Investigators from Children's National Health System Washington, DC, USA: Harvard University, Boston, USA; Leeds Teaching Hospitals, UK; and other international centers review a series of patients with MRIs selected from IRB-approved leukodystrophy biorepositories to identify MRI patterns for recognition of early-onset Aicardi-Goutieres (A-G) syndrome and scored for a panel of radiologic predictors. MRI features for pattern recognition of A-G syndrome are temporal lobe swelling follow-ed by atrophy with temporal horn dilatation, early global cerebral atrophy and visible calcifications (94.44% cases of A-G syndrome correctly identified with a sensitivity of 90.9% and specificity of 96.9%). The panel of MRI features predictive of A-G syndrome in young patients (mean age 1.2 years) differentiates it from other leukodystrophies such as Alexander disease, cytomegalovirus or rubella, Fukuyama congenital muscular dystrophy, and Walker-Warburg syndrome. An algorithm of early infantile leukodystrophies with and without temporal lobe swelling or temporal lobe dilation and cysts shows the differentiation of A-G syndrome from other leukodystrophies based on MRI analyses. These diseases have slightly different typical ages of onset versus A-G, and therefore slightly different ages of available MRI studies. A predominance of patients with A-G syndrome in this study had mutations in TREX1. [1]

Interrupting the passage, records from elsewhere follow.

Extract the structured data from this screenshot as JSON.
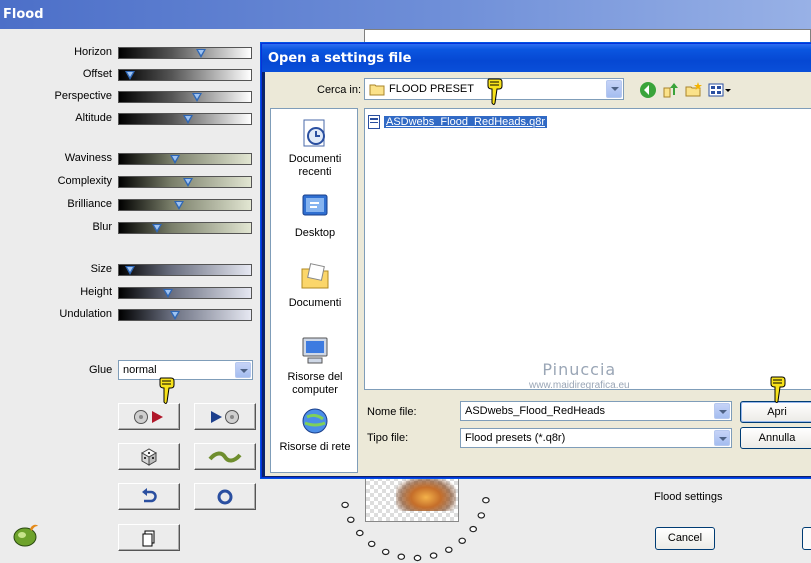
{
  "window": {
    "title": "Flood"
  },
  "sliders": [
    {
      "label": "Horizon",
      "value": 0.6,
      "style": "dark"
    },
    {
      "label": "Offset",
      "value": 0.05,
      "style": "dark"
    },
    {
      "label": "Perspective",
      "value": 0.57,
      "style": "dark"
    },
    {
      "label": "Altitude",
      "value": 0.5,
      "style": "dark"
    },
    {
      "label": "Waviness",
      "value": 0.4,
      "style": "green"
    },
    {
      "label": "Complexity",
      "value": 0.5,
      "style": "green"
    },
    {
      "label": "Brilliance",
      "value": 0.43,
      "style": "green"
    },
    {
      "label": "Blur",
      "value": 0.26,
      "style": "green"
    },
    {
      "label": "Size",
      "value": 0.05,
      "style": "blue"
    },
    {
      "label": "Height",
      "value": 0.34,
      "style": "blue"
    },
    {
      "label": "Undulation",
      "value": 0.4,
      "style": "blue"
    }
  ],
  "glue": {
    "label": "Glue",
    "value": "normal"
  },
  "settings_label": "Flood settings",
  "cancel_label": "Cancel",
  "dialog": {
    "title": "Open a settings file",
    "look_in_label": "Cerca in:",
    "look_in_value": "FLOOD PRESET",
    "places": [
      {
        "label": "Documenti recenti",
        "icon": "recent-documents-icon"
      },
      {
        "label": "Desktop",
        "icon": "desktop-icon"
      },
      {
        "label": "Documenti",
        "icon": "documents-folder-icon"
      },
      {
        "label": "Risorse del computer",
        "icon": "my-computer-icon"
      },
      {
        "label": "Risorse di rete",
        "icon": "network-icon"
      }
    ],
    "files": [
      {
        "name": "ASDwebs_Flood_RedHeads.q8r",
        "selected": true
      }
    ],
    "watermark": {
      "line1": "Pinuccia",
      "line2": "www.maidiregrafica.eu"
    },
    "file_name_label": "Nome file:",
    "file_name_value": "ASDwebs_Flood_RedHeads",
    "file_type_label": "Tipo file:",
    "file_type_value": "Flood presets (*.q8r)",
    "open_label": "Apri",
    "cancel_label": "Annulla"
  },
  "colors": {
    "title_blue": "#0b56e0",
    "selection": "#316ac5",
    "thumb": "#2f67b5"
  }
}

COMMENTARY. Aicardi-Goutieres (A-G) syndrome [2] is an inherited leukoencephalopathy caused by mutations in one of five genes, including TREX1 and SAMHD1, and resulting in a phenotype of CSF chronic lymphocytosis, increased CSF alpha interferon, and a calcifying microangiopathy with abnormal CNS white matter. Autoimmune disorders such as chilblains (pernio) are associated. Classically, the diagnosis of A-G syndrome is suspected when calcifications are identified by CT scan, but with increased availability and high specificity of the MRI, the CT is no longer essential. The disease is rapidly fatal or progresses to a vegetative state. A-G syndrome is both genetically and phenotypically heterogeneous, with a range of severity from life-threatening perinatal illness to mild late infancy onset [3]. An atypical patient is reported with late-onset A-G syndrome, characterized by spastic paraparesis and a leukoencephalopathy that markedly improved during follow-up and showed resolution of the white matter abnormalities [4].

A-G syndrome is distinguished from Aicardi syndrome. Aicardi syndrome is characterized by agenesis of the corpus callosum, infantile spasms, and chorioretinal lacunae [5]. Aicardi syndrome affects mainly girls, and is rare and usually fatal in XXY males [6].